The script auto-detects the log format (GEMM vs MoE) and selects the appropriate comparison mode:

GEMM logs: matches shapes by (M, N, K), default metric is ck TFLOPS (higher is better)
MoE logs: matches shapes by (token, model_dim, inter_dim, E, topk), default metric is us (latency in microseconds, lower is better)

Both modes produce:

A per-shape comparison table with before/after values and speedup %
A summary with average/min/max speedup and improved/regressed counts
A per-config breakdown grouped by size category (small/medium/large)

You can override the metric with --metric "ck us" (latency) or --metric "asm TFLOPS".

Present the comparison results to the user and tell them where both log files are stored.

Step 5: Generate Report

After completing the comparison, generate a tuning report and save it to $AITER_PATH/tune_logs/<variant>_report_<YYYYMMDD_HHMMSS>.md. The report should contain:

Environment summary: GPU model, aiter version, aiter path
Shapes tuned: the (N, K) pairs or MoE configs, and kernel variant
Tuning configuration: flags used (--libtype, --mp, --timeout, etc.)
Full comparison table: the complete output from compare_results.py — include every shape, not a summary. This is the primary content of the report.
Summary statistics: average/min/max speedup, improved/regressed counts, grouped by size category:
- GEMM: per-(N,K) breakdown grouped by M category (Small M 1-63 decode, Medium M 64-512, Large M >512 prefill)
- MoE: per-config breakdown grouped by token category (Small token 1-63 decode, Medium token 64-512, Large token >512 prefill)
Log file locations: paths to all log files (bench_before, tuning, bench_after)

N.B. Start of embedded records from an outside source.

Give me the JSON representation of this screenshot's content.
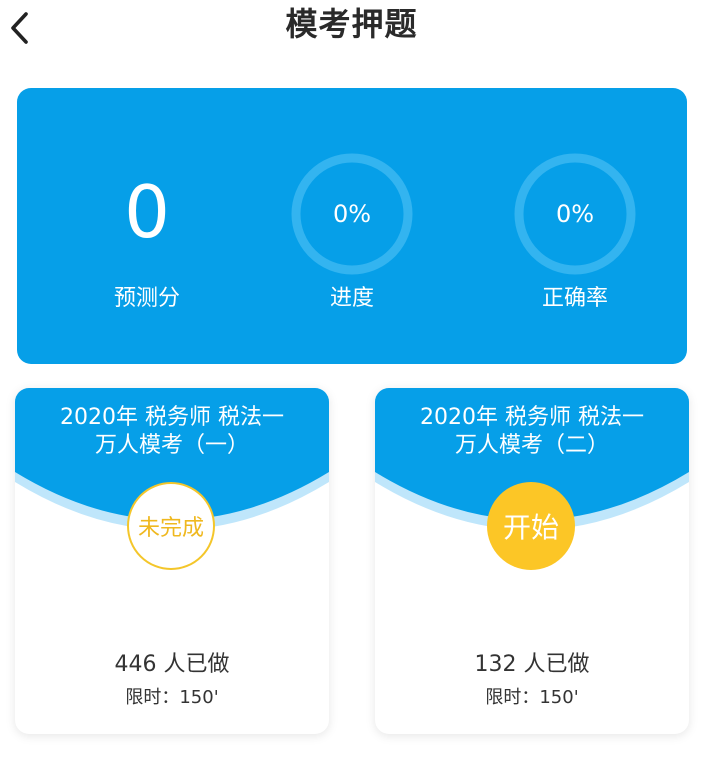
{
  "header": {
    "title": "模考押题"
  },
  "stats": {
    "score_value": "0",
    "score_label": "预测分",
    "progress_value": "0%",
    "progress_label": "进度",
    "accuracy_value": "0%",
    "accuracy_label": "正确率"
  },
  "exams": [
    {
      "title_line1": "2020年 税务师 税法一",
      "title_line2": "万人模考（一）",
      "status": "未完成",
      "done_count": "446 人已做",
      "time_limit": "限时：150'"
    },
    {
      "title_line1": "2020年 税务师 税法一",
      "title_line2": "万人模考（二）",
      "status": "开始",
      "done_count": "132 人已做",
      "time_limit": "限时：150'"
    }
  ],
  "colors": {
    "primary_blue": "#069fe8",
    "arc_light_blue": "#bfe6fb",
    "start_yellow": "#fcc626",
    "incomplete_yellow": "#efb81f",
    "ring_track": "#33b4f0"
  },
  "icons": {
    "back": "chevron-left-icon"
  }
}
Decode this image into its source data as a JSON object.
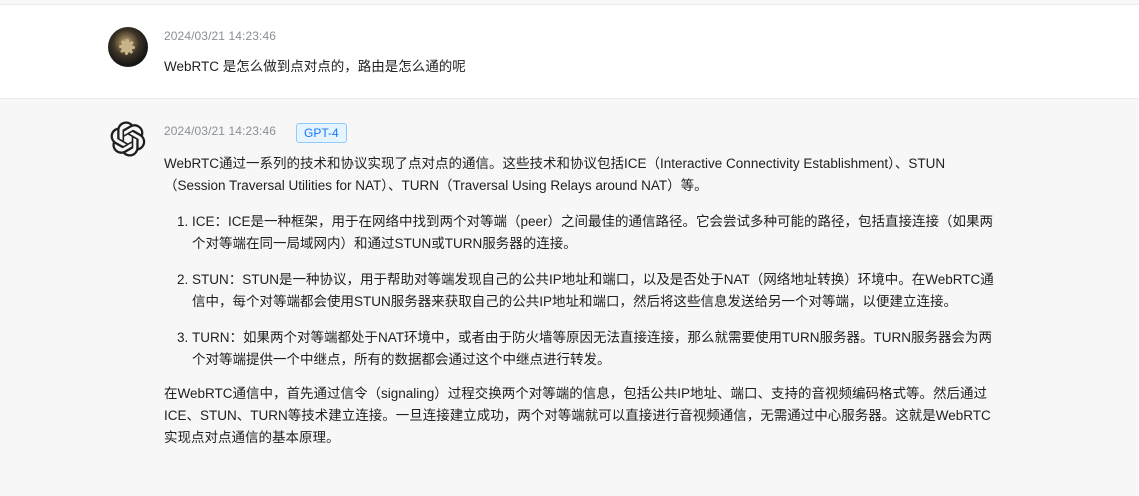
{
  "user_message": {
    "timestamp": "2024/03/21 14:23:46",
    "text": "WebRTC 是怎么做到点对点的，路由是怎么通的呢"
  },
  "assistant_message": {
    "timestamp": "2024/03/21 14:23:46",
    "model_badge": "GPT-4",
    "intro": "WebRTC通过一系列的技术和协议实现了点对点的通信。这些技术和协议包括ICE（Interactive Connectivity Establishment）、STUN（Session Traversal Utilities for NAT）、TURN（Traversal Using Relays around NAT）等。",
    "list": [
      "ICE：ICE是一种框架，用于在网络中找到两个对等端（peer）之间最佳的通信路径。它会尝试多种可能的路径，包括直接连接（如果两个对等端在同一局域网内）和通过STUN或TURN服务器的连接。",
      "STUN：STUN是一种协议，用于帮助对等端发现自己的公共IP地址和端口，以及是否处于NAT（网络地址转换）环境中。在WebRTC通信中，每个对等端都会使用STUN服务器来获取自己的公共IP地址和端口，然后将这些信息发送给另一个对等端，以便建立连接。",
      "TURN：如果两个对等端都处于NAT环境中，或者由于防火墙等原因无法直接连接，那么就需要使用TURN服务器。TURN服务器会为两个对等端提供一个中继点，所有的数据都会通过这个中继点进行转发。"
    ],
    "conclusion": "在WebRTC通信中，首先通过信令（signaling）过程交换两个对等端的信息，包括公共IP地址、端口、支持的音视频编码格式等。然后通过ICE、STUN、TURN等技术建立连接。一旦连接建立成功，两个对等端就可以直接进行音视频通信，无需通过中心服务器。这就是WebRTC实现点对点通信的基本原理。"
  },
  "colors": {
    "badge_text": "#1677ff",
    "badge_bg": "#e6f4ff",
    "assistant_bg": "#f7f7f8"
  },
  "icons": {
    "user_avatar": "avatar",
    "assistant_avatar": "openai-logo-icon"
  }
}
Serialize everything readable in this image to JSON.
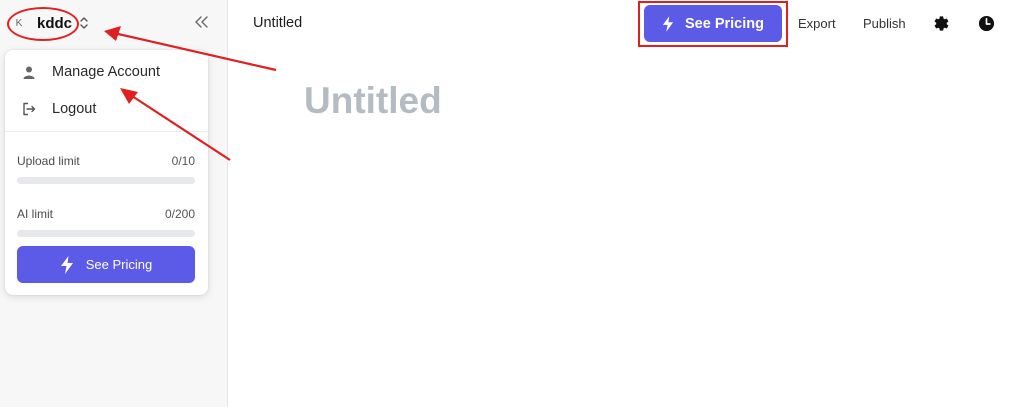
{
  "workspace": {
    "avatar_initial": "K",
    "name": "kddc"
  },
  "dropdown": {
    "items": [
      {
        "label": "Manage Account",
        "icon": "user-icon"
      },
      {
        "label": "Logout",
        "icon": "logout-icon"
      }
    ],
    "limits": {
      "upload": {
        "label": "Upload limit",
        "value": "0/10",
        "used_fraction": 0
      },
      "ai": {
        "label": "AI limit",
        "value": "0/200",
        "used_fraction": 0
      }
    },
    "pricing_label": "See Pricing"
  },
  "topbar": {
    "doc_title": "Untitled",
    "pricing_label": "See Pricing",
    "export_label": "Export",
    "publish_label": "Publish",
    "settings_icon": "gear-icon",
    "history_icon": "clock-icon"
  },
  "editor": {
    "title": "Untitled"
  },
  "colors": {
    "accent": "#5b5be8",
    "annotation": "#e02020",
    "sidebar_bg": "#f7f7f8",
    "placeholder_title": "#b5bbc3"
  }
}
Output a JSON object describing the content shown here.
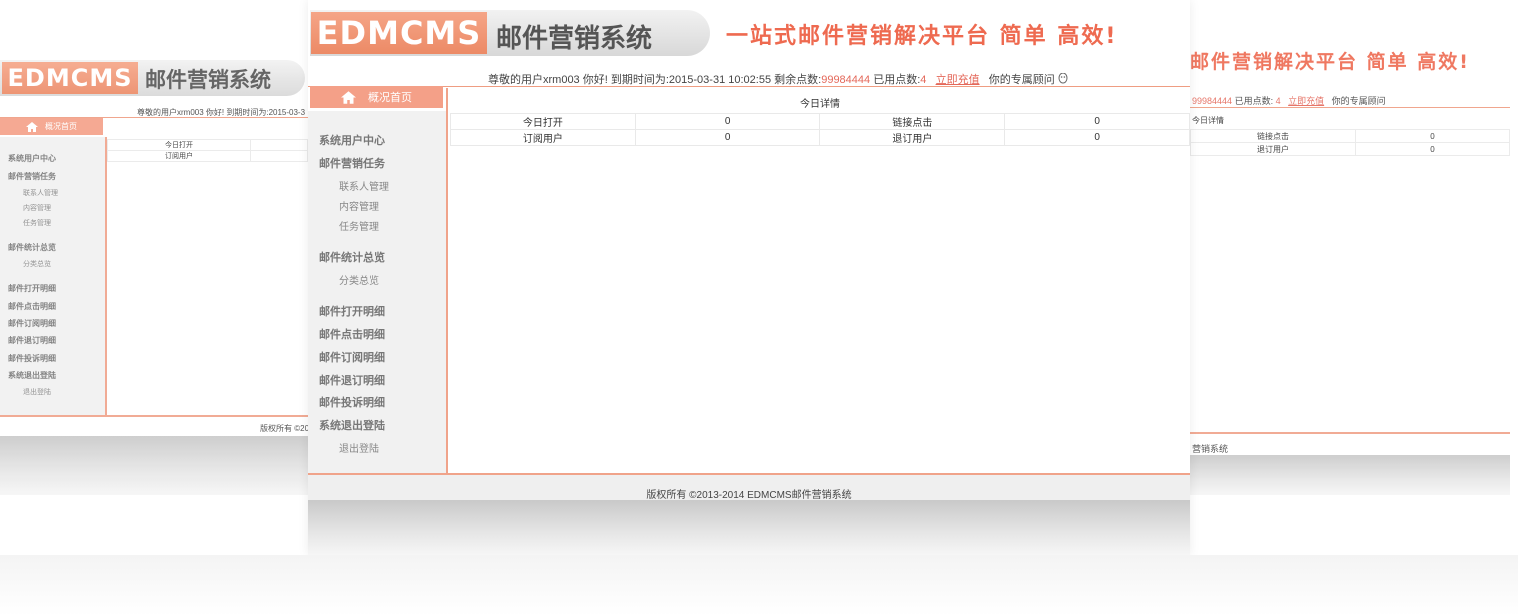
{
  "brand": {
    "logo_en": "EDMCMS",
    "logo_cn": "邮件营销系统",
    "slogan": "一站式邮件营销解决平台 简单 高效!",
    "slogan_right": "邮件营销解决平台 简单 高效!"
  },
  "info_bar": {
    "greeting": "尊敬的用户xrm003 你好!",
    "expiry_label": "到期时间为:",
    "expiry_value": "2015-03-31 10:02:55",
    "remaining_label": "剩余点数:",
    "remaining_value": "99984444",
    "used_label": "已用点数:",
    "used_value": "4",
    "recharge_link": "立即充值",
    "advisor_label": "你的专属顾问",
    "left_snippet": "尊敬的用户xrm003 你好! 到期时间为:2015-03-3"
  },
  "nav": {
    "home_tab": "概况首页",
    "sections": [
      {
        "title": "系统用户中心",
        "items": []
      },
      {
        "title": "邮件营销任务",
        "items": [
          "联系人管理",
          "内容管理",
          "任务管理"
        ]
      },
      {
        "title": "邮件统计总览",
        "items": [
          "分类总览"
        ]
      },
      {
        "title": "邮件打开明细",
        "items": []
      },
      {
        "title": "邮件点击明细",
        "items": []
      },
      {
        "title": "邮件订阅明细",
        "items": []
      },
      {
        "title": "邮件退订明细",
        "items": []
      },
      {
        "title": "邮件投诉明细",
        "items": []
      },
      {
        "title": "系统退出登陆",
        "items": [
          "退出登陆"
        ]
      }
    ]
  },
  "today": {
    "title": "今日详情",
    "rows": [
      [
        "今日打开",
        "0",
        "链接点击",
        "0"
      ],
      [
        "订阅用户",
        "0",
        "退订用户",
        "0"
      ]
    ]
  },
  "footer": {
    "copyright": "版权所有 ©2013-2014 EDMCMS邮件营销系统",
    "left_snippet": "版权所有 ©20",
    "right_snippet": "营销系统"
  },
  "colors": {
    "accent": "#f4a088",
    "accent_text": "#e4685a",
    "slogan": "#ee6a50",
    "sidebar_bg": "#f1f1f1"
  },
  "icons": {
    "home": "home-icon",
    "advisor": "qq-penguin-icon"
  }
}
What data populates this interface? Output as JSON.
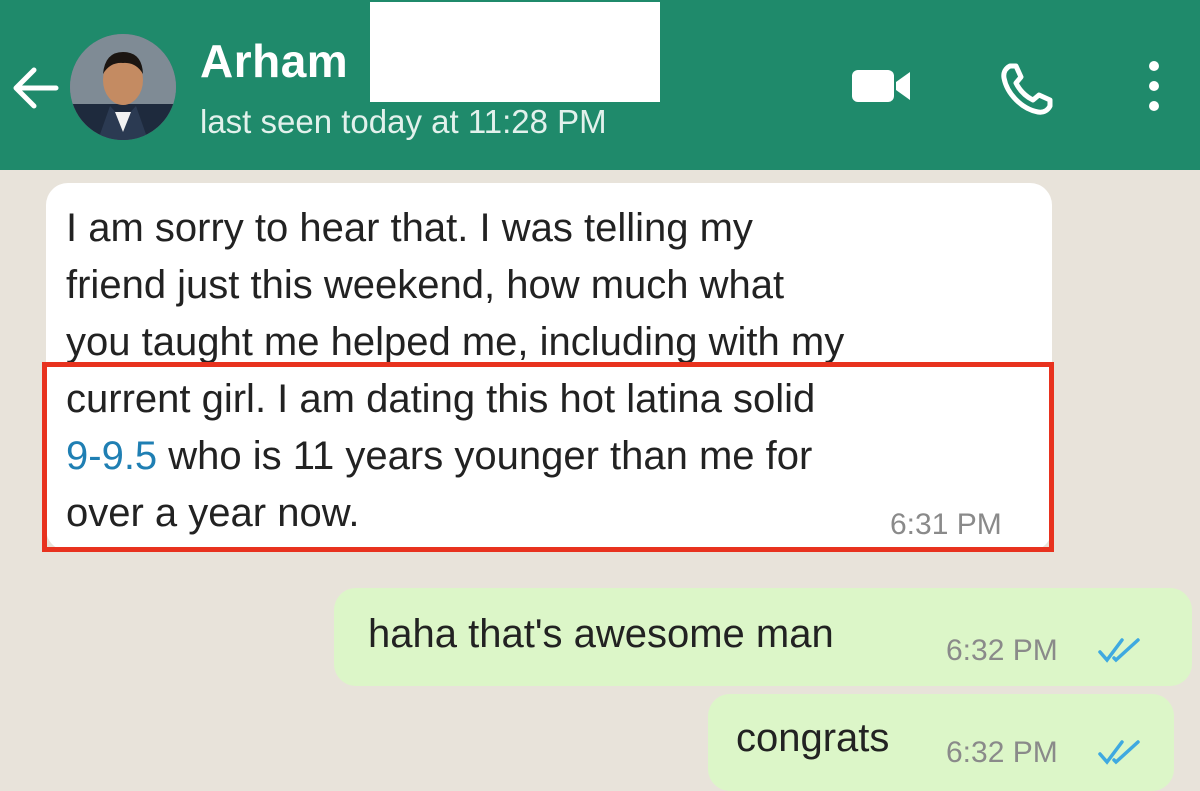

Generate the report by running the comparison script and capturing its output:

python3 <skill_path>/scripts/compare_results.py \
  tune_logs/<variant>_bench_before_<timestamp>.log \
  tune_logs/<variant>_bench_after_<timestamp>.log \
  > /tmp/compare_output.txt

Then assemble the full report as a markdown file. Save the report in two locations:

Remote: $AITER_PATH/tune_logs/<variant>_report_<YYYYMMDD_HHMMSS>.md (inside the tuning environment, alongside the log files)
Local: a copy in the user's current working directory or a location they specify

Present the report to the user and tell them where both copies are saved.

Troubleshooting

If anything fails at any step, check the variant's README at $AITER_PATH/csrc/<kernel_dir>/README.md — it contains variant-specific guidance, known issues, and examples.

Common issues:

JIT build fails: The first run may take several minutes as kernels are built via JIT. Be patient.
AITER_REBUILD=1 forgotten in Step 4: Without this flag, old cached kernels will be used, and you won't see tuning improvements.
Stale builds with PREBUILD_KERNELS=1: If aiter was installed with PREBUILD_KERNELS=1, you may need to remove build/ and *.so in aiter/jit/ and reinstall aiter to pick up new tuned kernels.
Tuning hangs on certain shapes: Use --timeout to skip shapes that take too long.
Low accuracy (high errRatio): Tighten --errRatio (e.g., 0.01) to filter out inaccurate kernel candidates.